Un restaurant est une machine à charges fixes
Bail commercial en centre-ville, énergie, extraction, contrat de maintenance des chambres froides, crédit-bail du piano, licence, salaires du second et du plongeur, mensualités du prêt qui a financé la reprise du fonds : la structure de coûts d'un restaurant est massive et presque entièrement fixe. Elle ne baisse pas quand la salle est vide, et elle ne s'arrête pas quand le patron est à l'hôpital.
Ce dernier chiffre résume la situation du secteur : seuls 33 % des indépendants gagnant moins de 40 000 € disposent d'une prévoyance, contre 63 % entre 40 000 et 60 000 € et 73 % au-delà. Autrement dit, ceux dont la trésorerie encaisserait le moins bien un arrêt sont aussi les moins couverts. Et 62 % des indépendants déclarent ne pas pouvoir maintenir leur niveau de vie au-delà d'un mois d'interruption avec les seules prestations obligatoires.

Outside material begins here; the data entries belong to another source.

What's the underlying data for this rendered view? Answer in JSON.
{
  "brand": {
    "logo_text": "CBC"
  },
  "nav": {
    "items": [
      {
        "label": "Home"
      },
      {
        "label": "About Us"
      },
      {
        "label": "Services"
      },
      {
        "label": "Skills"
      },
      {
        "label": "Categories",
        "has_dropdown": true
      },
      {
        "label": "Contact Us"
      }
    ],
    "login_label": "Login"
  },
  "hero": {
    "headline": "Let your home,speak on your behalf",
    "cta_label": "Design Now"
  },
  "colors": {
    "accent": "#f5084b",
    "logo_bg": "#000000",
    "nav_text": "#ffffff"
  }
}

Ce que verse la SSI à un restaurateur, jour après jour
| Période | Règle SSI 2026 | Pour 30 000 € de revenu moyen |
|---|---|---|
| Jours 1 à 3 | Carence, applicable à chaque nouvel arrêt | 0 € — 246,57 € de revenu perdus |
| Jours 4 à 90 | 1/730e du revenu annuel moyen des 3 dernières années, plafond 65,84 €/j, nul sous 4 582 € | 41,10 €/jour, soit 1 233 € pour 30 jours |
| Jours 91 à 360 | Montant inchangé ; le compteur couvre tous vos arrêts | 41,10 €/jour ; 14 796 € au maximum sur 3 ans |
| Au-delà de 360 jours sur 3 ans | Fin du droit, sauf affection de longue durée (3 ans) | 0 € |
| Invalidité, capacité réduite ≥ 66 % | Partielle : 30 % du revenu moyen (530,21 à 1 201,50 €/mois). Totale : 50 % (747 à 2 002,50 €/mois) | 750,00 €/mois ou 1 250,00 €/mois |
| Décès | Capital 9 612 € + 2 403 € par orphelin, aucune rente | Environ 3,8 mois de revenu, versés une fois |
Source : barèmes SSI 2026 (ameli.fr). Calculs Prevoya sur un revenu annuel moyen de 30 000 €, revenu médian indicatif du métier. Ces prestations remplacent un revenu personnel ; elles ne financent aucune charge de l'établissement.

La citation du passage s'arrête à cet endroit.